Occupational Closure in Genetic Counselling

Adapted from [3,4]

  • Conclusions
  • Genetic counsellors and genetic nurses each uphold a distinct professional identity, yet this distinction appears to be based on ideologies and perceptions: both groups proclaim similar goals in counselling and approaches to care. As a result, both are competing for a similar position in the provision of genetic healthcare.
  • Literature on occupational closure attends to the exertion of power in a vertical direction; it does not adequately describe strategies involving two female professional projects where no clear subordinate group exists, as seems to be the case of genetic counselling
  • While the analytic distinction between genetic counsellors and nurses is based on the public discourse of each, the distinction between them in practice is not known. It remains to be seen how these differences are perceived in the reality of practice.
  • References:
  • 1. Guttmacher, A.E, Jenkins, J and Uhlmann, W.R. (2001) Genomic Medicine: Who will practice it? A call to open arms. Am J Med Gene, 106: 216-222.

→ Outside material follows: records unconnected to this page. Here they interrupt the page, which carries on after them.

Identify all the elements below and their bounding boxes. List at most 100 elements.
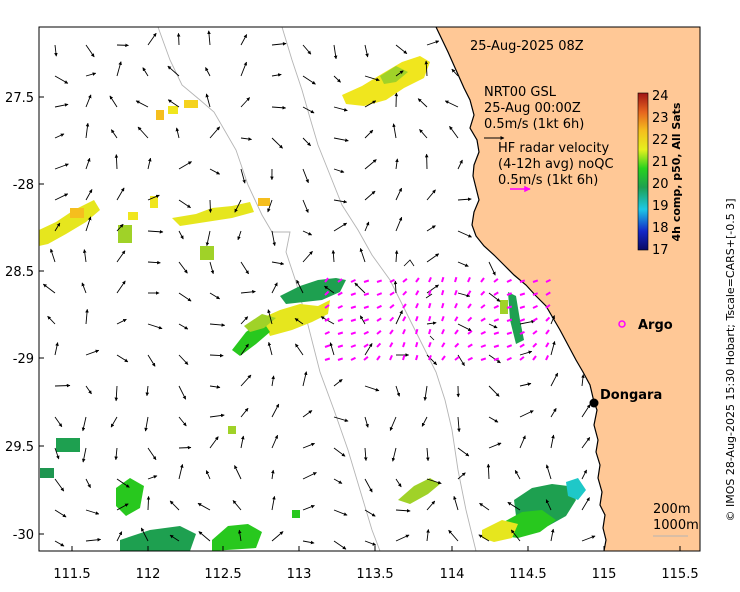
radar-vector [363, 318, 370, 322]
current-arrow [54, 383, 71, 388]
current-arrow [234, 465, 242, 480]
current-arrow [395, 44, 408, 55]
current-arrow [271, 282, 278, 294]
radar-vector [415, 277, 420, 283]
radar-vector [493, 278, 499, 283]
current-arrow [302, 75, 316, 85]
current-arrow [581, 404, 591, 418]
current-arrow [392, 123, 397, 139]
current-arrow [550, 434, 555, 449]
land-mass [436, 27, 700, 551]
colorbar-gradient [637, 92, 649, 251]
current-arrow [82, 249, 87, 263]
current-arrow [234, 199, 242, 213]
radar-vector [467, 356, 473, 361]
current-arrow [178, 354, 189, 365]
radar-vector [350, 278, 356, 283]
current-arrow [519, 410, 534, 418]
radar-vector [337, 318, 344, 322]
current-arrow [267, 309, 273, 325]
current-arrow [240, 290, 256, 294]
current-arrow [457, 416, 461, 433]
current-arrow [85, 44, 95, 58]
colorbar-tick: 18 [652, 221, 669, 236]
current-arrow [324, 285, 335, 294]
radar-vector [337, 357, 344, 361]
current-arrow [178, 161, 192, 170]
current-arrow [333, 137, 349, 142]
x-tick-label: 112.5 [204, 567, 241, 582]
radar-vector [350, 318, 357, 322]
current-arrow [426, 40, 440, 46]
current-arrow [426, 253, 440, 263]
current-arrow [294, 318, 304, 325]
radar-vector [389, 278, 395, 283]
radar-vector [480, 290, 486, 296]
current-arrow [479, 502, 490, 511]
current-arrow [333, 44, 338, 60]
x-axis: 111.5 112 112.5 113 113.5 114 114.5 115 … [53, 546, 699, 582]
current-arrow [178, 199, 191, 209]
radar-vector [363, 356, 369, 361]
current-arrow [302, 106, 315, 114]
current-arrow [147, 323, 163, 330]
current-arrow [178, 261, 188, 274]
radar-vector [454, 342, 460, 348]
current-arrow [116, 478, 130, 488]
current-arrow [85, 72, 97, 77]
current-arrow [395, 534, 410, 542]
current-arrow [116, 61, 122, 77]
current-arrow [54, 75, 69, 84]
current-arrow [240, 34, 248, 46]
radar-vector [519, 318, 526, 322]
current-arrow [391, 447, 397, 462]
radar-vector [389, 304, 395, 309]
current-arrow [333, 222, 348, 232]
current-arrow [85, 308, 89, 325]
radar-vector [480, 330, 486, 335]
radar-vector [428, 289, 432, 296]
radar-vector [428, 341, 432, 348]
radar-vector [467, 330, 473, 335]
radar-vector [467, 277, 471, 283]
current-arrow [54, 447, 60, 460]
current-arrow [205, 470, 211, 480]
current-arrow [519, 382, 532, 387]
radar-vector [376, 304, 382, 309]
current-arrow [237, 230, 242, 241]
current-arrow [176, 32, 181, 46]
radar-vector [415, 290, 420, 296]
current-arrow [333, 168, 345, 173]
current-arrow [178, 445, 192, 450]
current-arrow [364, 221, 370, 232]
radar-vector [532, 342, 538, 348]
radar-vector [480, 317, 486, 322]
current-arrow [550, 407, 557, 418]
current-arrow [426, 447, 430, 462]
current-arrow [271, 42, 287, 46]
current-arrow [333, 379, 343, 387]
current-arrow [510, 529, 521, 542]
radar-vector [519, 305, 526, 309]
radar-vector [324, 317, 330, 322]
radar-vector [428, 277, 432, 283]
current-arrow [271, 403, 280, 418]
current-arrow [178, 416, 187, 427]
current-arrow [333, 416, 349, 423]
current-arrow [240, 97, 251, 108]
current-arrow [147, 475, 158, 480]
current-arrow [426, 478, 442, 485]
radar-vector [493, 331, 500, 335]
current-arrow [488, 416, 499, 423]
current-arrow [209, 385, 221, 389]
radar-vector [415, 341, 419, 348]
current-arrow [394, 250, 399, 263]
radar-vector [337, 331, 344, 335]
current-arrow [507, 501, 521, 511]
current-arrow [519, 435, 526, 449]
current-arrow [457, 292, 471, 298]
colorbar-tick: 21 [652, 155, 669, 170]
dongara-label: Dongara [600, 388, 662, 403]
y-tick-label: -29 [13, 352, 34, 367]
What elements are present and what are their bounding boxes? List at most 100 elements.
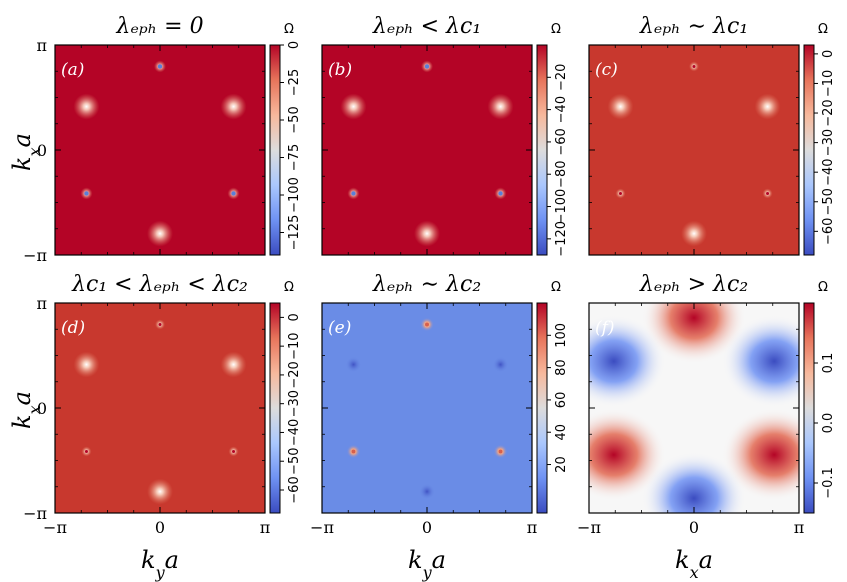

  • 2. Greendale, K and Pyeritz, R.E. (2001) Empowering Primary Care Health Professionals in Medical Genetics: How Soon? How Fast? How Far? Am J Med Genet, 106: 223-232.
  • Bourgeault, I.L. (2005). Gendered professionalization strategies & the rationalization of health care: midwifery, nurse practitioners, and hospital nurse staffing in Ontario, Canada. Knowledge, Work and Society, forthcoming.
  • Witz, A. (1992). Professions and Patriarchy. New York, NY: Routledge. Pp.44-59.